Deriving an approximation for a recursive sequence

Question

Let $a_0=1$ and $a_{n+1}=\frac{1+\sqrt{4{a_n}^2+1}}{2}$ how can we show that for large $n: a_n \approx \frac{n}{2} + 2$ ?

For large $a$ the rate of change is constant so the approximation is of the form $a_n \approx m \cdot n +b$

$$\frac{\Delta a}{\Delta n} = \frac{a_{n+1}-a_n}{1} = \frac{1 + \sqrt{4{a_n}^2+1}}{2} – a_n \qquad m = \lim \limits_{a \to \infty} \frac{1 + \sqrt{4a^2+1}}{2} – a = \frac{1}{2}$$

In order to get $b$ we need to evaluate $\lim \limits_{n \to \infty} a_n – \frac{n}{2}$, how do we get an explicit formula for $a_n$? Is there a simpler way to derive the approximation?

Answer 1

Rearranging things a bit, we have \begin{align*}a_{n+1}-a_n&=\left(\sqrt{1+\frac1{4a_n}}+1-\frac1{2a_n}\right)^{\!-1}\\[.4em]&=\left(2-\frac3{8a_n}+o\!\left(\frac1{a_n}\right)\right)^{\!-1}\\[.4em]&=\frac12+\frac3{32a_n}+o\!\left(\frac1{a_n}\right)\!,\end{align*} where we used that $a_n^{-1}\to0$ (i.e., $a_n\to\infty$).
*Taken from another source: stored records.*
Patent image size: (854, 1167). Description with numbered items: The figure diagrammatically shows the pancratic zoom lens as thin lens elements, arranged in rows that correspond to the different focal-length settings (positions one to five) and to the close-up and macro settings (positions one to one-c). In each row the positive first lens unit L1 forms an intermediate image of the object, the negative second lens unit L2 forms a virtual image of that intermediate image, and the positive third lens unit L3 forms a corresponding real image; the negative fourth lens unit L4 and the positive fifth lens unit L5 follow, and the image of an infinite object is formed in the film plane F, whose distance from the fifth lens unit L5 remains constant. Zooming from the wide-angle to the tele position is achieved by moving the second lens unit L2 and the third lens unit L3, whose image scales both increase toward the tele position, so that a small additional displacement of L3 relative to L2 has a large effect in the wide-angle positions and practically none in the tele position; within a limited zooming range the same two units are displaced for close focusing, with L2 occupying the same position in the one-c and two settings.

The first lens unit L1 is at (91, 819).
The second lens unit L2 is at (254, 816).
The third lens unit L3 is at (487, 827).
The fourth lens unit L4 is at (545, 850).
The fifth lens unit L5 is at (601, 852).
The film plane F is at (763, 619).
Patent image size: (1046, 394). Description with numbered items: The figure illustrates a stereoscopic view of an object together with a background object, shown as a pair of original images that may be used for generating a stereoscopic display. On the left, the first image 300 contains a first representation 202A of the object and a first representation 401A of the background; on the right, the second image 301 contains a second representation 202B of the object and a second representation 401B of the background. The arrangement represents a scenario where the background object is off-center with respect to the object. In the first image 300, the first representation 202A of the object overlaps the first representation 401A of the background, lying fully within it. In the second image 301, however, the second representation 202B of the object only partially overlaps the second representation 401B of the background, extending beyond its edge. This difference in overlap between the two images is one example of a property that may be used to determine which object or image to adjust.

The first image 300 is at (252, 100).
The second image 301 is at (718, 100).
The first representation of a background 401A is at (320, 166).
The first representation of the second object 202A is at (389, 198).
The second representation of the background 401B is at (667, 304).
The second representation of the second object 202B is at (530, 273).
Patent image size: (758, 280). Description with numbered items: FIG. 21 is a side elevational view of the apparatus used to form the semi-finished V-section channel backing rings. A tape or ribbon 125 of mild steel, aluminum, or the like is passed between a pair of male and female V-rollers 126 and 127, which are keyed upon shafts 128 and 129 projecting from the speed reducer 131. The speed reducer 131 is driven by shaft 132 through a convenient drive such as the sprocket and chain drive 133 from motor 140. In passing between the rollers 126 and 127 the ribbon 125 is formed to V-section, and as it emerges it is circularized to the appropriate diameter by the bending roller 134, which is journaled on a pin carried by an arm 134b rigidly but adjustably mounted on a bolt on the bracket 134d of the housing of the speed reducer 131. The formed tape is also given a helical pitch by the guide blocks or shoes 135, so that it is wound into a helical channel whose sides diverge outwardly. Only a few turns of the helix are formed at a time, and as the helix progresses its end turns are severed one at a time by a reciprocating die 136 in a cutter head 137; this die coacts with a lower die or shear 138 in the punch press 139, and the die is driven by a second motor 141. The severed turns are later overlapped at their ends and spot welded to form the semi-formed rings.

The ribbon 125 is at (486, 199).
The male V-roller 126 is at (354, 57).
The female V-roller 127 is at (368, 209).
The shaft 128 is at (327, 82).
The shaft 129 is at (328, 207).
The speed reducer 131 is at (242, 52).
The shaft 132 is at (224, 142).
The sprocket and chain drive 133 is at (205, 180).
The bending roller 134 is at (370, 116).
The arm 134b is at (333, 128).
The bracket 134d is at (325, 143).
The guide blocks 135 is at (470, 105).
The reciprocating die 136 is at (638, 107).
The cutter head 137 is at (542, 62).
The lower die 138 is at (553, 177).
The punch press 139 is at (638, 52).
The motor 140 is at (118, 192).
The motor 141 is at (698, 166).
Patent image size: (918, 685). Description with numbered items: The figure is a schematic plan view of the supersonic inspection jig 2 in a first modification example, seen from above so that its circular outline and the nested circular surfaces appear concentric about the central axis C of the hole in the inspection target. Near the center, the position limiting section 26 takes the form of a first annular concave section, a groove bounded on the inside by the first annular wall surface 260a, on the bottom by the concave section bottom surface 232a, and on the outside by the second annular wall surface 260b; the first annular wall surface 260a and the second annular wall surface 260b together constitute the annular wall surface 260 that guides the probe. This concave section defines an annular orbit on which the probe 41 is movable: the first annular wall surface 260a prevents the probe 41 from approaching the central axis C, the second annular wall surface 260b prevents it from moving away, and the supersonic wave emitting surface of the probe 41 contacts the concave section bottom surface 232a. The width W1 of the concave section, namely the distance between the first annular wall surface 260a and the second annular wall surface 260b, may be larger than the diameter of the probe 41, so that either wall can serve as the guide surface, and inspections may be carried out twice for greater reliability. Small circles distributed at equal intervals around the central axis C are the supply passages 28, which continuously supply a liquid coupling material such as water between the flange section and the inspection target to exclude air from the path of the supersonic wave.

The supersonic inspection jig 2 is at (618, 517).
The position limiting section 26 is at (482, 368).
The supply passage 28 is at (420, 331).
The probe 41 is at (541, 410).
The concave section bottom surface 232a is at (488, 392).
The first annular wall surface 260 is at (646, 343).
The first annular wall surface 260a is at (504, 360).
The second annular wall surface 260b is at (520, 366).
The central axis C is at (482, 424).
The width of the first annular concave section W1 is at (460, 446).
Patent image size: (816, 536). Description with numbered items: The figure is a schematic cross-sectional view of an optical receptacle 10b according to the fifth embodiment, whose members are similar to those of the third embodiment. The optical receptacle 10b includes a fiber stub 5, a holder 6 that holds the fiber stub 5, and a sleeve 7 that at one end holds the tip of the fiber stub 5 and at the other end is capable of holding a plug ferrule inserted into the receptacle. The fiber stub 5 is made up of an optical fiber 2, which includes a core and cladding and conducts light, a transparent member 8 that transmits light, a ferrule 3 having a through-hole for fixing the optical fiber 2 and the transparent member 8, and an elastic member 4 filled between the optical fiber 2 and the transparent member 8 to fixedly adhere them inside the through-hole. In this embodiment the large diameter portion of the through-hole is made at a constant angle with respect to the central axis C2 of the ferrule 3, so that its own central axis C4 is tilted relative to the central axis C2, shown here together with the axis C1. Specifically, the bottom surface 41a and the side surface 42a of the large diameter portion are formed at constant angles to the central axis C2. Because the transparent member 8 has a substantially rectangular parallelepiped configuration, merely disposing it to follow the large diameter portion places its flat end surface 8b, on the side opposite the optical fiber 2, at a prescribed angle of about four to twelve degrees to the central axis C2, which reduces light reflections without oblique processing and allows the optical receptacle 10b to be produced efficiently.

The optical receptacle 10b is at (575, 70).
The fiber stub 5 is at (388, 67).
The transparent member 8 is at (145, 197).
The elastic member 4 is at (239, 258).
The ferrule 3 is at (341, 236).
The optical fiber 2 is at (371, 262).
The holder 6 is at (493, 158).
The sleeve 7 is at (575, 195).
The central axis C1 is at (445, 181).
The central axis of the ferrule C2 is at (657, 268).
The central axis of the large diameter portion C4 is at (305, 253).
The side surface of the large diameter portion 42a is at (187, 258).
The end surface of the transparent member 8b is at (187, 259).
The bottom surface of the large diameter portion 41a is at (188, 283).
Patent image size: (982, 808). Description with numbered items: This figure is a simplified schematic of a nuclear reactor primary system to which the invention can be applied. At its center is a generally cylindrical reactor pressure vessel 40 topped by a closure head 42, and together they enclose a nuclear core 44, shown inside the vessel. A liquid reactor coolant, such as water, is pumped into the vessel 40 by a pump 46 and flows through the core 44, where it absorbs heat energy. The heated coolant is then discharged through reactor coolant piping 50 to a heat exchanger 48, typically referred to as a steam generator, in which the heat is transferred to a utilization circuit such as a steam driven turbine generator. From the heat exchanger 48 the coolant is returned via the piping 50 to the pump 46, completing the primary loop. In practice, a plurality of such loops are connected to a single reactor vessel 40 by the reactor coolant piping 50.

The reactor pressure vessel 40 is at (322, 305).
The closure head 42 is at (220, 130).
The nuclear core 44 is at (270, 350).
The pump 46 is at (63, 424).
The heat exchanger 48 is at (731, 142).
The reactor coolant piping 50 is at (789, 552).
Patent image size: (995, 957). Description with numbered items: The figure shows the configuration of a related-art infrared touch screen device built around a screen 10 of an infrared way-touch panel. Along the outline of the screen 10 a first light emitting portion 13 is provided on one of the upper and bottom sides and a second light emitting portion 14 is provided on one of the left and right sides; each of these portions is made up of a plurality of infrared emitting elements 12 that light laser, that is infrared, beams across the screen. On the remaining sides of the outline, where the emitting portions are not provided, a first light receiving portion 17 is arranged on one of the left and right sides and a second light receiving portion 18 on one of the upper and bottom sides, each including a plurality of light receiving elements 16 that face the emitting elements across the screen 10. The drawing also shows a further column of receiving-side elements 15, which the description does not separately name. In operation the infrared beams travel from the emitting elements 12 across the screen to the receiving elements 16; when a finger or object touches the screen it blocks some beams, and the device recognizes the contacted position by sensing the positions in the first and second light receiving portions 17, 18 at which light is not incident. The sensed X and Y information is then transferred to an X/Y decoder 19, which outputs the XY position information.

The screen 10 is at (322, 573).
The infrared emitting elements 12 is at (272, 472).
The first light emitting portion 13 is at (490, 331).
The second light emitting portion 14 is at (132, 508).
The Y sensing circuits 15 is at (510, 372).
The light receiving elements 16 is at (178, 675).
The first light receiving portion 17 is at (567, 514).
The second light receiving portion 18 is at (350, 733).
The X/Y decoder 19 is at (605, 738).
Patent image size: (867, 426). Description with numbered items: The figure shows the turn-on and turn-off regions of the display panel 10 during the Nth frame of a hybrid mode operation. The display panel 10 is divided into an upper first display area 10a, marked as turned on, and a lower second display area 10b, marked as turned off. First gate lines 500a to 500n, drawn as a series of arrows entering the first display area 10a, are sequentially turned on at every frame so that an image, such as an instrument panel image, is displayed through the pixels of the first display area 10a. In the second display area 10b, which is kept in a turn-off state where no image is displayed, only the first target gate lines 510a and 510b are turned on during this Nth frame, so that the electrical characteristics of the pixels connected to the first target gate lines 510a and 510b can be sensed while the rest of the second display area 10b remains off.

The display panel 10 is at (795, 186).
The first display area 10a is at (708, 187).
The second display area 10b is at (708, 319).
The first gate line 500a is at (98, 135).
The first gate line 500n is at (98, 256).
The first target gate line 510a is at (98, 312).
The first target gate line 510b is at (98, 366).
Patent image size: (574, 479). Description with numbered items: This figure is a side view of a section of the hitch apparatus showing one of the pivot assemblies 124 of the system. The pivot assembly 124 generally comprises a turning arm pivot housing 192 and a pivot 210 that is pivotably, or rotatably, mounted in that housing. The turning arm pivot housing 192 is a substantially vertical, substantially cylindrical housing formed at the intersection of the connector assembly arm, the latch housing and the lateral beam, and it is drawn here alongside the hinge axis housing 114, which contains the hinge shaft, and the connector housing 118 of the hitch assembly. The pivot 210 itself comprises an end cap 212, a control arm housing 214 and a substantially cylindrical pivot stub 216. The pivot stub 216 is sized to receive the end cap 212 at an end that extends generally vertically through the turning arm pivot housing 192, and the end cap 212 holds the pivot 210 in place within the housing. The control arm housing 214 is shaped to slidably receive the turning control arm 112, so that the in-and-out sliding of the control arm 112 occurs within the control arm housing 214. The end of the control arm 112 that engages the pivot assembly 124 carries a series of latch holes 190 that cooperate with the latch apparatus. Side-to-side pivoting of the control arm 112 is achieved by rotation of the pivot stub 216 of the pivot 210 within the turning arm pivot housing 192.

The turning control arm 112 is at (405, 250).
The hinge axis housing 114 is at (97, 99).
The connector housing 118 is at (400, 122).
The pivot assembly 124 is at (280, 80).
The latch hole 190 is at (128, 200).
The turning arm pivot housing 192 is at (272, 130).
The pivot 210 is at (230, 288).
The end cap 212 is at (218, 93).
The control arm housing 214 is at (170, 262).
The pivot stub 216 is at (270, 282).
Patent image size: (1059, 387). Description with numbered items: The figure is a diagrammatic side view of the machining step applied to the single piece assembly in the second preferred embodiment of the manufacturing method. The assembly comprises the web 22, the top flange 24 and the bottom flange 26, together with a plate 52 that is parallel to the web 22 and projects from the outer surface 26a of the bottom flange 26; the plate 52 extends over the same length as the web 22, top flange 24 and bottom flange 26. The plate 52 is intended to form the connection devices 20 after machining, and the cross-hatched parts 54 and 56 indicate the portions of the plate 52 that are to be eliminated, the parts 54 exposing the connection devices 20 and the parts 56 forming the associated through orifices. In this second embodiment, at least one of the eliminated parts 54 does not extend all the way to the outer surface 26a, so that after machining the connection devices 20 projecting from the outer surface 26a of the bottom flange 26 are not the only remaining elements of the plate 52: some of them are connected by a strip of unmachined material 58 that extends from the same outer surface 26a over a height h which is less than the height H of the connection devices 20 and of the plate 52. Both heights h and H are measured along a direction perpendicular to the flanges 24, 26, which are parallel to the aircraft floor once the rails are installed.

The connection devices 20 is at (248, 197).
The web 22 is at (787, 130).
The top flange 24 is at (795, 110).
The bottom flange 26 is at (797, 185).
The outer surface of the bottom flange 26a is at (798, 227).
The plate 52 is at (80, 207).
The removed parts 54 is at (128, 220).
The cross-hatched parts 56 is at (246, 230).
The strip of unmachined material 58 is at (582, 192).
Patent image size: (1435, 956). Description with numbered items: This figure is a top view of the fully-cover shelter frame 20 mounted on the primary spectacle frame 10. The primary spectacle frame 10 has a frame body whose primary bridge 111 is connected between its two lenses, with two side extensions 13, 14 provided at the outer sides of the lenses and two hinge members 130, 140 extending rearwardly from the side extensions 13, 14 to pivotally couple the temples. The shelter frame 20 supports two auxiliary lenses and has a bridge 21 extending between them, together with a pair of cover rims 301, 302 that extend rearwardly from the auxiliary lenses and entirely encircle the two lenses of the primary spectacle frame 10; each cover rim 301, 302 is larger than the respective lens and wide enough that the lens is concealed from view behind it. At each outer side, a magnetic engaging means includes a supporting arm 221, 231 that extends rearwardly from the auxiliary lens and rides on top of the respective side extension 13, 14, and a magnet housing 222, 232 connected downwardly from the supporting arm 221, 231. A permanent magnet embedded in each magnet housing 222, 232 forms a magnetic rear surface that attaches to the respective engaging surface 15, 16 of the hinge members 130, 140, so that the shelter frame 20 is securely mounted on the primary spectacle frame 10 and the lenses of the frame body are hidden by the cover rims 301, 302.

This shows that:

1. $\displaystyle a_{n+1}-a_n\xrightarrow[n\to\infty]{}\frac12,\enspace$ hence $\displaystyle a_n\sim\frac n2;\\[1em]$
2. $\displaystyle a_n-\frac n2\sim\frac3{32}\sum_{k=1}^n\frac1{a_k}\sim\frac3{16}\sum_{k=1}^n\frac1k,\enspace$ so $\displaystyle a_n=\frac n2+\frac3{16}\,\log n+o(\log n)$.